We investigate node degrees in a network grown from a seed by hooking self-similar components under two models of randomness: a uniform model and a model based on preferential attachment. We study two degree profiles: a local profile tracking the evolution of the degree of a particular node over time, and a global profile concerned about counts of the number of nodes of a particular degree.
For the local profile, under uniform growth, we have the exact mean, variance and probability distribution in terms of standard combinatorial numbers like generalized harmonic numbers and Stirling numbers of the first kind. Asymptotically, we observe phases: The early nodes have an asymptotically normal distribution, intermediate nodes have a Poisson distribution and the late nodes have a degenerate distribution. In contrast, under preferential attachment, the moments of the degree of a node contain Stirling numbers of the second kind and (under appropriate scaling) has a gamma-type limit law.

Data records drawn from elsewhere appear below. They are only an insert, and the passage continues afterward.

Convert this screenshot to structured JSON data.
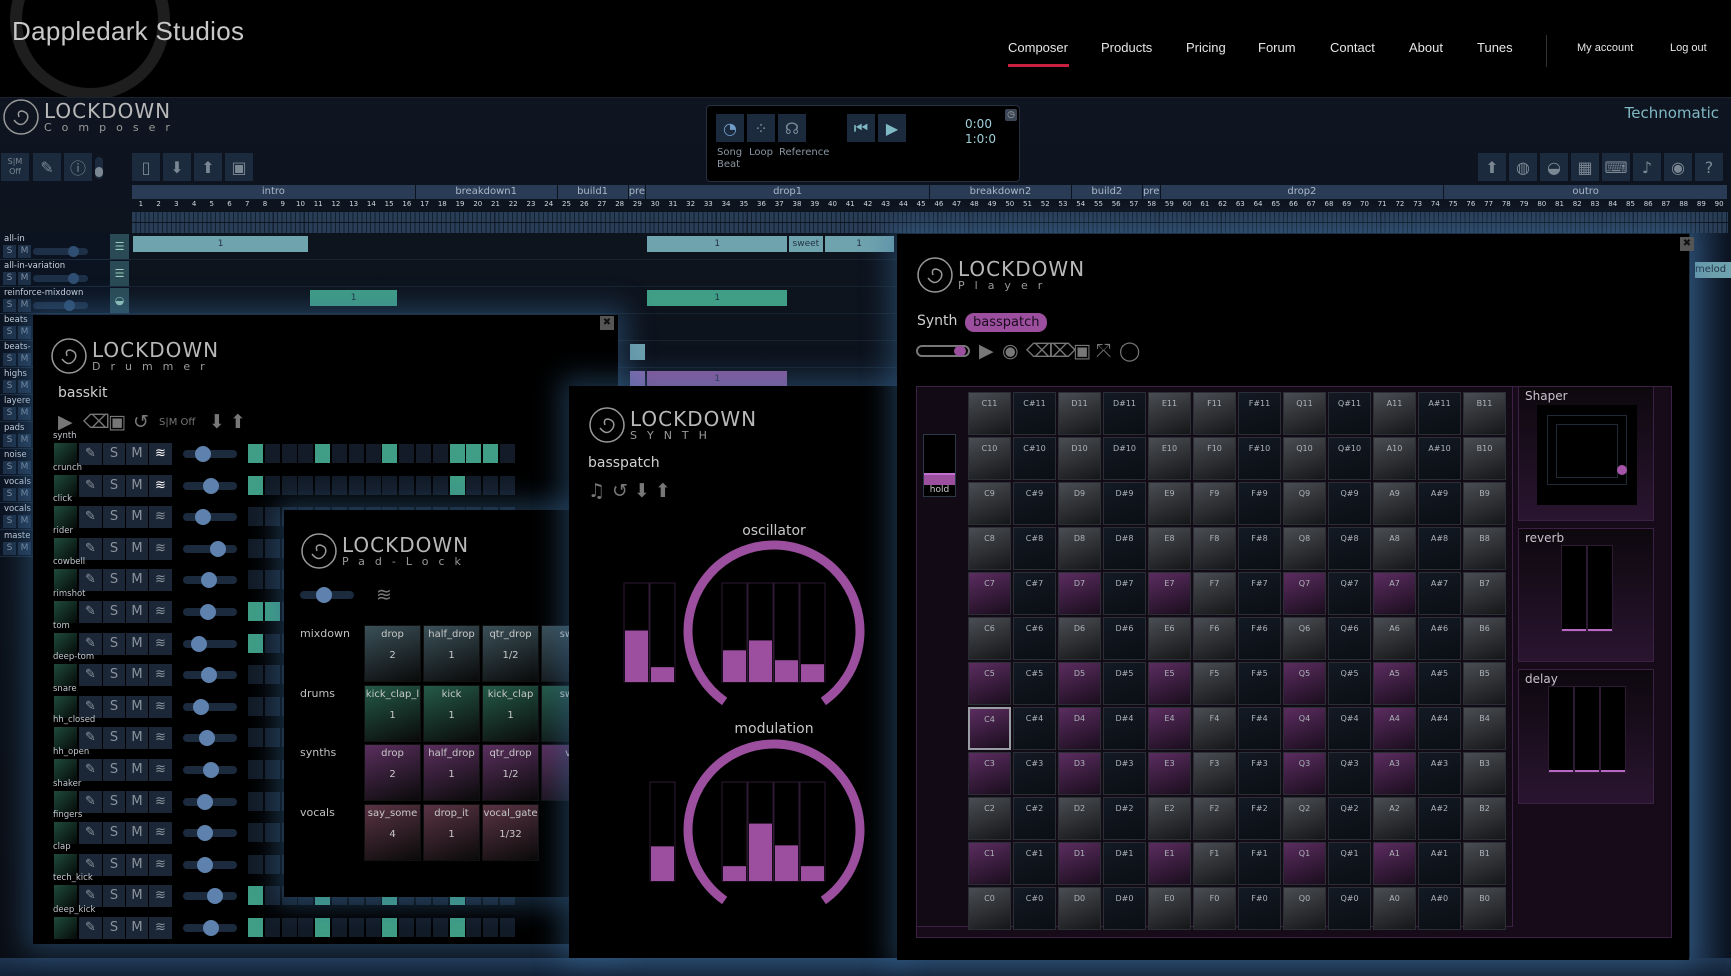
{
  "site": {
    "title": "Dappledark Studios",
    "nav": [
      "Composer",
      "Products",
      "Pricing",
      "Forum",
      "Contact",
      "About",
      "Tunes"
    ],
    "active_nav": "Composer",
    "account": [
      "My account",
      "Log out"
    ],
    "accent": "#c8213f"
  },
  "composer": {
    "logo": "LOCKDOWN",
    "subtitle": "Composer",
    "project": "Technomatic",
    "sm_label": [
      "S|M",
      "Off"
    ],
    "transport": {
      "song": "Song",
      "loop": "Loop",
      "reference": "Reference",
      "beat": "Beat",
      "time": "0:00",
      "position": "1:0:0"
    },
    "left_tools": [
      "edit-icon",
      "info-icon",
      "new-file-icon",
      "download-icon",
      "upload-icon",
      "gift-icon"
    ],
    "right_tools": [
      "upload-icon",
      "globe-icon",
      "drum-icon",
      "grid-icon",
      "keyboard-icon",
      "microphone-icon",
      "record-icon",
      "help-icon"
    ],
    "timeline": {
      "bars": 90,
      "sections": [
        {
          "name": "intro",
          "start": 1,
          "end": 16
        },
        {
          "name": "breakdown1",
          "start": 17,
          "end": 24
        },
        {
          "name": "build1",
          "start": 25,
          "end": 28
        },
        {
          "name": "pre",
          "start": 29,
          "end": 29
        },
        {
          "name": "drop1",
          "start": 30,
          "end": 45
        },
        {
          "name": "breakdown2",
          "start": 46,
          "end": 53
        },
        {
          "name": "build2",
          "start": 54,
          "end": 57
        },
        {
          "name": "pre",
          "start": 58,
          "end": 58
        },
        {
          "name": "drop2",
          "start": 59,
          "end": 74
        },
        {
          "name": "outro",
          "start": 75,
          "end": 90
        }
      ],
      "solo": "S",
      "mute": "M",
      "tracks": [
        {
          "name": "all-in",
          "level": 0.8,
          "clips": [
            {
              "start": 1,
              "end": 10,
              "label": "1",
              "color": "#6fa3ae"
            },
            {
              "start": 30,
              "end": 37,
              "label": "1",
              "color": "#6fa3ae"
            },
            {
              "start": 38,
              "end": 39,
              "label": "sweet",
              "color": "#6fa3ae"
            },
            {
              "start": 40,
              "end": 43,
              "label": "1",
              "color": "#6fa3ae"
            }
          ]
        },
        {
          "name": "all-in-variation",
          "level": 0.8,
          "clips": []
        },
        {
          "name": "reinforce-mixdown",
          "level": 0.7,
          "clips": [
            {
              "start": 11,
              "end": 15,
              "label": "1",
              "color": "#3f9e85"
            },
            {
              "start": 30,
              "end": 37,
              "label": "1",
              "color": "#3f9e85"
            }
          ]
        },
        {
          "name": "beats",
          "level": 0.7,
          "clips": []
        },
        {
          "name": "beats-",
          "level": 0.7,
          "clips": [
            {
              "start": 29,
              "end": 29,
              "label": "",
              "color": "#6fa3ae"
            }
          ]
        },
        {
          "name": "highs",
          "level": 0.7,
          "clips": [
            {
              "start": 29,
              "end": 29,
              "label": "",
              "color": "#8a6ab0"
            },
            {
              "start": 30,
              "end": 37,
              "label": "1",
              "color": "#8a5a9e"
            }
          ]
        },
        {
          "name": "layere",
          "level": 0.7,
          "clips": []
        },
        {
          "name": "pads",
          "level": 0.7,
          "clips": []
        },
        {
          "name": "noise",
          "level": 0.7,
          "clips": []
        },
        {
          "name": "vocals",
          "level": 0.7,
          "clips": []
        },
        {
          "name": "vocals",
          "level": 0.7,
          "clips": []
        },
        {
          "name": "maste",
          "level": 0.7,
          "clips": []
        }
      ],
      "side_clip": "melod"
    }
  },
  "drummer": {
    "logo": "LOCKDOWN",
    "subtitle": "Drummer",
    "kit": "basskit",
    "sm_label": "S|M Off",
    "solo": "S",
    "mute": "M",
    "rows": [
      {
        "name": "synth",
        "level": 0.3,
        "layered": true,
        "steps": [
          0,
          4,
          8,
          12,
          13,
          14
        ]
      },
      {
        "name": "crunch",
        "level": 0.5,
        "layered": true,
        "steps": [
          0,
          12
        ]
      },
      {
        "name": "click",
        "level": 0.3,
        "layered": false,
        "steps": []
      },
      {
        "name": "rider",
        "level": 0.67,
        "layered": false,
        "steps": []
      },
      {
        "name": "cowbell",
        "level": 0.45,
        "layered": false,
        "steps": []
      },
      {
        "name": "rimshot",
        "level": 0.42,
        "layered": false,
        "steps": [
          0,
          1
        ]
      },
      {
        "name": "tom",
        "level": 0.2,
        "layered": false,
        "steps": [
          0
        ]
      },
      {
        "name": "deep-tom",
        "level": 0.45,
        "layered": false,
        "steps": []
      },
      {
        "name": "snare",
        "level": 0.25,
        "layered": false,
        "steps": []
      },
      {
        "name": "hh_closed",
        "level": 0.4,
        "layered": false,
        "steps": []
      },
      {
        "name": "hh_open",
        "level": 0.5,
        "layered": false,
        "steps": []
      },
      {
        "name": "shaker",
        "level": 0.36,
        "layered": false,
        "steps": []
      },
      {
        "name": "fingers",
        "level": 0.36,
        "layered": false,
        "steps": []
      },
      {
        "name": "clap",
        "level": 0.34,
        "layered": false,
        "steps": []
      },
      {
        "name": "tech_kick",
        "level": 0.6,
        "layered": false,
        "steps": [
          0,
          4,
          8,
          12
        ]
      },
      {
        "name": "deep_kick",
        "level": 0.5,
        "layered": false,
        "steps": [
          0,
          4,
          8,
          12
        ]
      }
    ]
  },
  "padlock": {
    "logo": "LOCKDOWN",
    "subtitle": "Pad-Lock",
    "level": 0.4,
    "groups": [
      {
        "name": "mixdown",
        "color": "#3a5058",
        "pads": [
          {
            "name": "drop",
            "value": "2"
          },
          {
            "name": "half_drop",
            "value": "1"
          },
          {
            "name": "qtr_drop",
            "value": "1/2"
          },
          {
            "name": "swe",
            "value": ""
          }
        ]
      },
      {
        "name": "drums",
        "color": "#245a48",
        "pads": [
          {
            "name": "kick_clap_l",
            "value": "1"
          },
          {
            "name": "kick",
            "value": "1"
          },
          {
            "name": "kick_clap",
            "value": "1"
          },
          {
            "name": "swe",
            "value": ""
          }
        ]
      },
      {
        "name": "synths",
        "color": "#5a2f5e",
        "pads": [
          {
            "name": "drop",
            "value": "2"
          },
          {
            "name": "half_drop",
            "value": "1"
          },
          {
            "name": "qtr_drop",
            "value": "1/2"
          },
          {
            "name": "vi",
            "value": ""
          }
        ]
      },
      {
        "name": "vocals",
        "color": "#5a3444",
        "pads": [
          {
            "name": "say_some",
            "value": "4"
          },
          {
            "name": "drop_it",
            "value": "1"
          },
          {
            "name": "vocal_gate",
            "value": "1/32"
          }
        ]
      }
    ]
  },
  "synth": {
    "logo": "LOCKDOWN",
    "subtitle": "SYNTH",
    "patch": "basspatch",
    "accent": "#9b4f9e",
    "oscillator": {
      "label": "oscillator",
      "side": [
        0.52,
        0.15
      ],
      "bars": [
        0.32,
        0.42,
        0.22,
        0.18
      ]
    },
    "modulation": {
      "label": "modulation",
      "side": [
        0.35
      ],
      "bars": [
        0.15,
        0.58,
        0.36,
        0.15
      ]
    }
  },
  "player": {
    "logo": "LOCKDOWN",
    "subtitle": "Player",
    "instrument": "Synth",
    "patch": "basspatch",
    "volume": 0.9,
    "hold": "hold",
    "hold_level": 0.25,
    "notes": [
      "C",
      "C#",
      "D",
      "D#",
      "E",
      "F",
      "F#",
      "Q",
      "Q#",
      "A",
      "A#",
      "B"
    ],
    "octaves": [
      11,
      10,
      9,
      8,
      7,
      6,
      5,
      4,
      3,
      2,
      1,
      0
    ],
    "highlighted_octaves": [
      7,
      5,
      4,
      3,
      1
    ],
    "highlighted_notes": [
      "C",
      "D",
      "E",
      "Q",
      "A"
    ],
    "selected": "C4",
    "effects": {
      "shaper": {
        "label": "Shaper"
      },
      "reverb": {
        "label": "reverb",
        "levels": [
          0,
          0
        ]
      },
      "delay": {
        "label": "delay",
        "levels": [
          0,
          0,
          0
        ]
      }
    }
  }
}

As for the global profile, we use Polya urns to derive strong laws. Four regimes arise according to the structure of the seed. Within these regimes, we identify a few degenerate cases. Barring these degenerate cases, we uncover an asymptotically normal joint multivarite distribution for nodes of very small degrees.
AMS subject classifications:
Primary: 05082, Complex networks
90B15; Stochastic network models
Secondary: 60C05, Combinatorial probability
60F05, Central limit and other weak theorems
Keywords: Network, random graph, degree profile, Polya urn, limit law, preferential attachment, phase transition, Stirling number.